The accident, that occurred Aug. 14. involved the collision of two 18-wheeled tankers on Interstate 45 two miles north of the tower. One was carrying fertilizer and pesticide, and the fumes from the resultant chemical fire reached the sensor, which recorded a spike in airborne ammonia to about 21 ppb.
“If the wind was blowing the other way, we wouldn’t have captured it,” says Owen Gong, a graduate student in Griffin’s lab and first author of the paper. “There is a bit of luck associated with this kind of field work.”
A similar spike occurred a few weeks later when winds from Hurricane Hermine in the Gulf of Mexico blew emissions from industries in and around Texas City—40 miles south of downtown Houston—to the tower. The next week, ammonia levels reached 27 ppb, but no source of the emissions was identified.
Griffin says he appreciated having access to the site and the assistance of Barry Lefer, associate professor of atmospheric science and researcher James Flynn at the University of Houston. “Without their data to give us wind direction and other chemical information, analysis of the ammonia time series would have been difficult,” he says.

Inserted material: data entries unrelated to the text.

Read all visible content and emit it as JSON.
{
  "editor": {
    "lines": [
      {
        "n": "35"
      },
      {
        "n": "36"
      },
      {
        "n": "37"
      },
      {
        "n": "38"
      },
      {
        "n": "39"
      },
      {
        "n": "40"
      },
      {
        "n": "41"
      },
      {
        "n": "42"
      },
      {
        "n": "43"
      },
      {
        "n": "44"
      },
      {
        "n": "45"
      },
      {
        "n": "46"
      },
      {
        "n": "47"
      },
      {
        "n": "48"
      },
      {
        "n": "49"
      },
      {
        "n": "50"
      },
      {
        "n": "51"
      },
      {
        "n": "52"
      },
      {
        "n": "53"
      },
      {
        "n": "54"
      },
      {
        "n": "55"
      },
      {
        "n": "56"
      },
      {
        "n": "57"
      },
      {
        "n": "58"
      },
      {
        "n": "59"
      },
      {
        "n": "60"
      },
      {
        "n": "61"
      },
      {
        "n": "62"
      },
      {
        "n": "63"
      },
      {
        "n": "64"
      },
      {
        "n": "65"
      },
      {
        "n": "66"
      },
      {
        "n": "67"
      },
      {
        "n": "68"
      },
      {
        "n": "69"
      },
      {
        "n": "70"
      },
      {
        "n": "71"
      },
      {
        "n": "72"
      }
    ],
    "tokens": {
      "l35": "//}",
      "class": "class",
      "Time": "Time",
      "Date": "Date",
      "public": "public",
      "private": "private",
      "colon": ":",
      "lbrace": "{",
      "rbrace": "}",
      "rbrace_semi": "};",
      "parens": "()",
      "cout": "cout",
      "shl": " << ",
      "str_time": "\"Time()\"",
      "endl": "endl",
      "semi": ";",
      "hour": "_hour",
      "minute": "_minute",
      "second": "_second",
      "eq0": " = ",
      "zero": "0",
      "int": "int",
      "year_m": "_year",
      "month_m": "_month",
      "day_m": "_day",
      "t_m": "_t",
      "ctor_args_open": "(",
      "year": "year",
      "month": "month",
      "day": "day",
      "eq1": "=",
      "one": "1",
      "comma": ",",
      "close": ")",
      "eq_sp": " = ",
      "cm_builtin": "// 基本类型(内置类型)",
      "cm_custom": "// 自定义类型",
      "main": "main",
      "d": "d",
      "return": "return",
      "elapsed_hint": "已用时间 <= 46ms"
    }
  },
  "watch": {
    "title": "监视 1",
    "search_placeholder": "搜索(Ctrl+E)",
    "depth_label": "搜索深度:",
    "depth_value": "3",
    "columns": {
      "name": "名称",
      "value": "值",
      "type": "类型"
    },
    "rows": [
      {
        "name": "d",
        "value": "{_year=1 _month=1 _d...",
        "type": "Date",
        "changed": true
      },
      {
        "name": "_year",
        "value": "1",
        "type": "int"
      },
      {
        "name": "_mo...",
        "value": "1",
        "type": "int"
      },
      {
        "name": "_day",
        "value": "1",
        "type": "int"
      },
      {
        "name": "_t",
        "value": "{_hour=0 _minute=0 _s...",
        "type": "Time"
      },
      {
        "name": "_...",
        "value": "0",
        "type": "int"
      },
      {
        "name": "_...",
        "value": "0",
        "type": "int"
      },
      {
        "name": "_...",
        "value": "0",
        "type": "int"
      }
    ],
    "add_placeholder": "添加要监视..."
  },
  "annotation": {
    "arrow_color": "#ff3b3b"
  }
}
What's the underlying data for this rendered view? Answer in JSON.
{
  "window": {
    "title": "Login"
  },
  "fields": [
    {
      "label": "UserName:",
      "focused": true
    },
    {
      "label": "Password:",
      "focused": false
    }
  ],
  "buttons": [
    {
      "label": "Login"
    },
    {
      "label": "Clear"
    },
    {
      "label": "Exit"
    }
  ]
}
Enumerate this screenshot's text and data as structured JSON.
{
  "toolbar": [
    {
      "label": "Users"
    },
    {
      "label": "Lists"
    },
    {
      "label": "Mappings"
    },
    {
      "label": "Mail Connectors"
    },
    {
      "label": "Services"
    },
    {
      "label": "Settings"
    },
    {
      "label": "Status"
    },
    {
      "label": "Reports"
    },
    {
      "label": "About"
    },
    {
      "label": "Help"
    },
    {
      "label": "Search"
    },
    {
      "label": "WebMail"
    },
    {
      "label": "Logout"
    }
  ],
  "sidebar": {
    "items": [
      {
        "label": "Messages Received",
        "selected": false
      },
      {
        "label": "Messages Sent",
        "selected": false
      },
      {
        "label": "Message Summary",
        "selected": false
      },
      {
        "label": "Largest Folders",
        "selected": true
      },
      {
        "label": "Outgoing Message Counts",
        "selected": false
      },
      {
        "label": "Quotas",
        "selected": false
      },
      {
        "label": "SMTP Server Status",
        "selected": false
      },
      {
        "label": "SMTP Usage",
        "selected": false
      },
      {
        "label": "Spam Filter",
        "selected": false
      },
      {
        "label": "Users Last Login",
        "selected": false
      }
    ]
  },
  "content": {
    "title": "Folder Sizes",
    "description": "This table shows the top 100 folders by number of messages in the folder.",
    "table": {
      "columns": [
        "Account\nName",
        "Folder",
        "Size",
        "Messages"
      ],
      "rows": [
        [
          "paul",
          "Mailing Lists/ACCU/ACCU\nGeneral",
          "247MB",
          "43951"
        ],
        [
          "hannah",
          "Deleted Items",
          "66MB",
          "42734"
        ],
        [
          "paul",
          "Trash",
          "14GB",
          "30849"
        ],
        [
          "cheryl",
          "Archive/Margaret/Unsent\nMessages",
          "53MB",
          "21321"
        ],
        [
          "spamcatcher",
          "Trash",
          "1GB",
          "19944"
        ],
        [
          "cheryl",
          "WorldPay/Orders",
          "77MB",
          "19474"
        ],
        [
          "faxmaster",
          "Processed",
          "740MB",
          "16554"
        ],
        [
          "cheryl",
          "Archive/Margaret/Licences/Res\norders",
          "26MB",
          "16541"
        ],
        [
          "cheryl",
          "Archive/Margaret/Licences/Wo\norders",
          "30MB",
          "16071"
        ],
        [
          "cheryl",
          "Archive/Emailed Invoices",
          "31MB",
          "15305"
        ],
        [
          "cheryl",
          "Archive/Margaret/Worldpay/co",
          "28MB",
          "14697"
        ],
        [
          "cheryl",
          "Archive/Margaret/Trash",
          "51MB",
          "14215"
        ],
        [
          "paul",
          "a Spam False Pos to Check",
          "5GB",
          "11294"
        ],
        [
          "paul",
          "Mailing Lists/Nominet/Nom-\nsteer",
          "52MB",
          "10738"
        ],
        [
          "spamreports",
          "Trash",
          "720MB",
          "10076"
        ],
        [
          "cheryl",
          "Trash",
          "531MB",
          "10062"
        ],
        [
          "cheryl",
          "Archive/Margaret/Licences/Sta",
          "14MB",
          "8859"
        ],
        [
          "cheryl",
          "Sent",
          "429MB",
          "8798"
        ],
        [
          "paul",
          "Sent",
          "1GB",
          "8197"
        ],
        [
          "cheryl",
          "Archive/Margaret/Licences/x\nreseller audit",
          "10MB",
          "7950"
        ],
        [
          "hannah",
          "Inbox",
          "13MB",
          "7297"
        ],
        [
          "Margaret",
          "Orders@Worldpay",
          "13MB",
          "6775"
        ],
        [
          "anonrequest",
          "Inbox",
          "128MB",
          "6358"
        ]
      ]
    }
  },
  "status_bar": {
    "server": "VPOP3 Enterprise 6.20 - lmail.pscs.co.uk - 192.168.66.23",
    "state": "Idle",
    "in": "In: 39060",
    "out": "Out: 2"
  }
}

The team’s next study will track the source and fate of other components in airborne particulate matter. Griffin did not foresee the EPA monitoring ammonia for the sake of establishing a standard. “But because it can be such a significant precursor to particulate matter, the EPA needs to keep an eye on it.”
The Mid-InfraRed Technologies for Health and the Environment Center and the National Science Foundation supported the research.